Biden town hall in Cincinnati: Live updates

US President Joe Biden tours the IBEW / NECA Electrical Training Center in Cincinnati, Ohio, on July 21. (Saul Loeb/AFP/Getty Images)

President Biden is in Ohio today for a CNN town hall on Wednesday as his six-month-old presidency reaches a critical juncture.

A major set of problems is unfurling as he makes his third visit to the state. Covid cases are rising, testament to a vaccination effort that stalled amid waves of disinformation and skepticism. Pent-up demand has caused an uptick in prices, leading to concerns over inflation.

And Biden’s much-touted bipartisan infrastructure deal remains in a state of limbo as Republicans and Democrats rush to finalize the plan.

The President was set to depart Washington for Cincinnati around the same time the Senate blocked a vote to start debate on the infrastructure plan, a setback to Biden’s attempts at fostering across-the-aisle cooperation. Negotiators say they will continue talking in hopes of striking a deal, but now Senate Majority Leader Chuck Schumer must schedule another vote for next week.

Biden’s aides have been working behind-the-scenes to bring the deal to fruition. In theory, it would spend $600 billion repairing roads and bridges and bolstering broadband networks, among other physical infrastructure priorities. A separate $3.5 trillion framework being advanced only by Democrats includes the remainder of Biden’s family and jobs agenda, including education, housing and child care.
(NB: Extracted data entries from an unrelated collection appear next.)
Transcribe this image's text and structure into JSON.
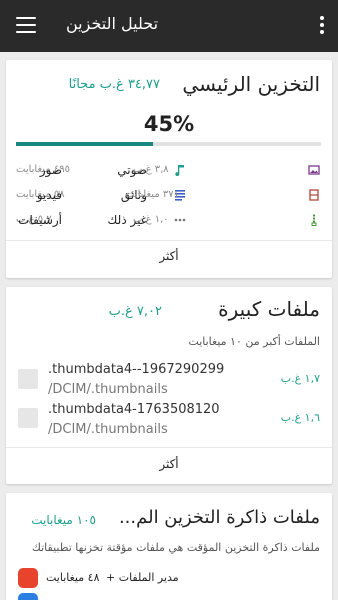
{
  "appbar": {
    "title": "تحليل التخزين",
    "menu_icon": "hamburger-menu-icon",
    "more_icon": "more-vertical-icon"
  },
  "colors": {
    "appbar_bg": "#2a2a2a",
    "accent": "#1e9e8c",
    "progress_fill": "#16887d"
  },
  "main_storage": {
    "title": "التخزين الرئيسي",
    "free": "٣٤,٧٧ غ.ب مجانًا",
    "used_percent_label": "45%",
    "used_fraction": 0.45,
    "categories": [
      {
        "label": "صوتي",
        "size": "٤٩٥ ميغابايت",
        "icon": "music-note-icon"
      },
      {
        "label": "صور",
        "size": "٣,٨ غ.ب",
        "icon": "image-icon"
      },
      {
        "label": "وثائق",
        "size": "٥٨ ميغابايت",
        "icon": "document-lines-icon"
      },
      {
        "label": "فيديو",
        "size": "٣٧١ ميغابايت",
        "icon": "film-icon"
      },
      {
        "label": "غير ذلك",
        "size": "٥,٧ غ.ب",
        "icon": "dots-horizontal-icon"
      },
      {
        "label": "أرشيفات",
        "size": "١,٠ غ.ب",
        "icon": "archive-zipper-icon"
      }
    ],
    "more_label": "أكثر"
  },
  "large_files": {
    "title": "ملفات كبيرة",
    "total": "٧,٠٢ غ.ب",
    "description": "الملفات أكبر من ١٠ ميغابايت",
    "files": [
      {
        "name": ".thumbdata4--1967290299",
        "path": "/DCIM/.thumbnails",
        "size": "١,٧ غ.ب"
      },
      {
        "name": ".thumbdata4-1763508120",
        "path": "/DCIM/.thumbnails",
        "size": "١,٦ غ.ب"
      }
    ],
    "more_label": "أكثر"
  },
  "cache": {
    "title": "ملفات ذاكرة التخزين الم...",
    "total": "١٠٥ ميغابايت",
    "description": "ملفات ذاكرة التخزين المؤقت هي ملفات مؤقتة تخزنها تطبيقاتك",
    "apps": [
      {
        "name": "مدير الملفات +",
        "size": "٤٨ ميغابايت"
      }
    ]
  }
}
At the same time, Biden is confronting a troubling rise in Covid cases that has now spread to every state in the country. Driven by the highly contagious Delta variant, nearly all new hospitalizations and deaths are among unvaccinated people. But the new surge has already forced some localities to reapply mask mandates.

The set of challenges is familiar territory for first-year presidents, who often confront unforeseen crises just as they are hoping to quickly enact the plans they ran on.

Aside from Covid and the economy, Biden is facing foreign hotspots in Afghanistan, Haiti and Cuba. And border crossings have again spiked, an issue the administration has struggled to contain.